After irradiation with ultraviolet rays, as shown in FIG. 2( e ), the base material layer 1 is expanded, whereby the respective semiconductor elements 50 obtained by cutting are separated from each other, and the suction chuck 44 is used for suction. Then, the semiconductor element 50 with the bonding layer pushed up by the ejector pins 42 from the bonding layer 3 side is picked up. In addition, the semiconductor element 50 with an adhesive layer has the semiconductor element Wa and the adhesive layer 3a. In addition, the semiconductor element Wa is obtained by dividing the semiconductor wafer W, and the adhesive layer 3 a is obtained by dividing the adhesive layer 3 . In the pick-up step, the expansion may not necessarily be performed, but the pick-up performance can be further improved by expanding.
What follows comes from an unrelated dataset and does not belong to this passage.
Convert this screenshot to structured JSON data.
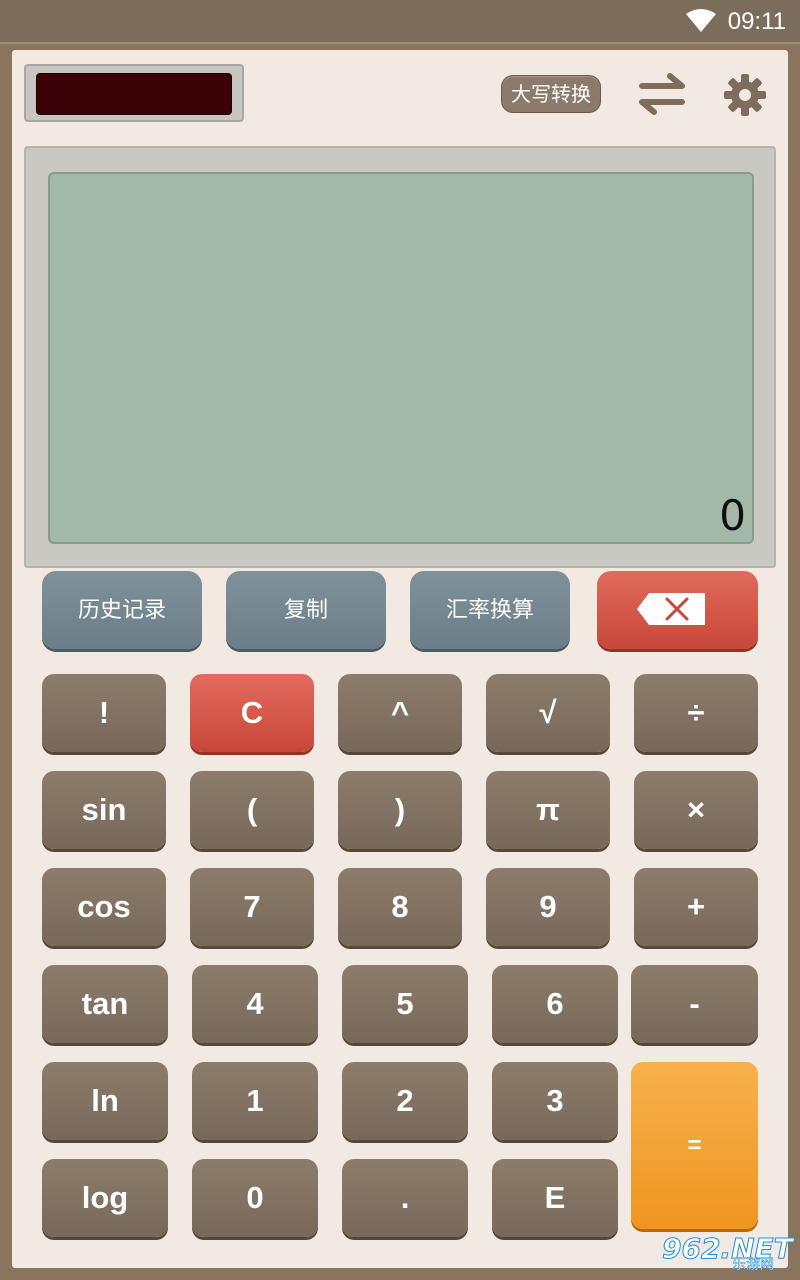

In addition, the lifting amount of the ejector pin 42 can be selected as required. Furthermore, from the viewpoint of ensuring sufficient pick-up properties also for ultra-thin wafers, for example, a two-stage or three-stage pick-up method may be performed. In addition, the pickup of the semiconductor element 50 may be performed by a method other than the suction chuck 44 .

(Next step)

After picking up the semiconductor element 50 with the adhesive layer, as shown in FIG. 2( f ), the semiconductor element 50 with the adhesive layer is attached to the semi-conductor through the adhesive layer 3 a by thermocompression bonding. On the support substrate 60 for mounting the conductor element. After the semiconductor element 50 with an adhesive layer is mounted on the support substrate 60 via the adhesive layer 3a, the semiconductor element 50 with an adhesive layer may be bonded to the semiconductor element Wa via the adhesive layer 3a again by thermocompression bonding. Thereby, the plurality of semiconductor elements Wa can be mounted on the support substrate 60 more reliably.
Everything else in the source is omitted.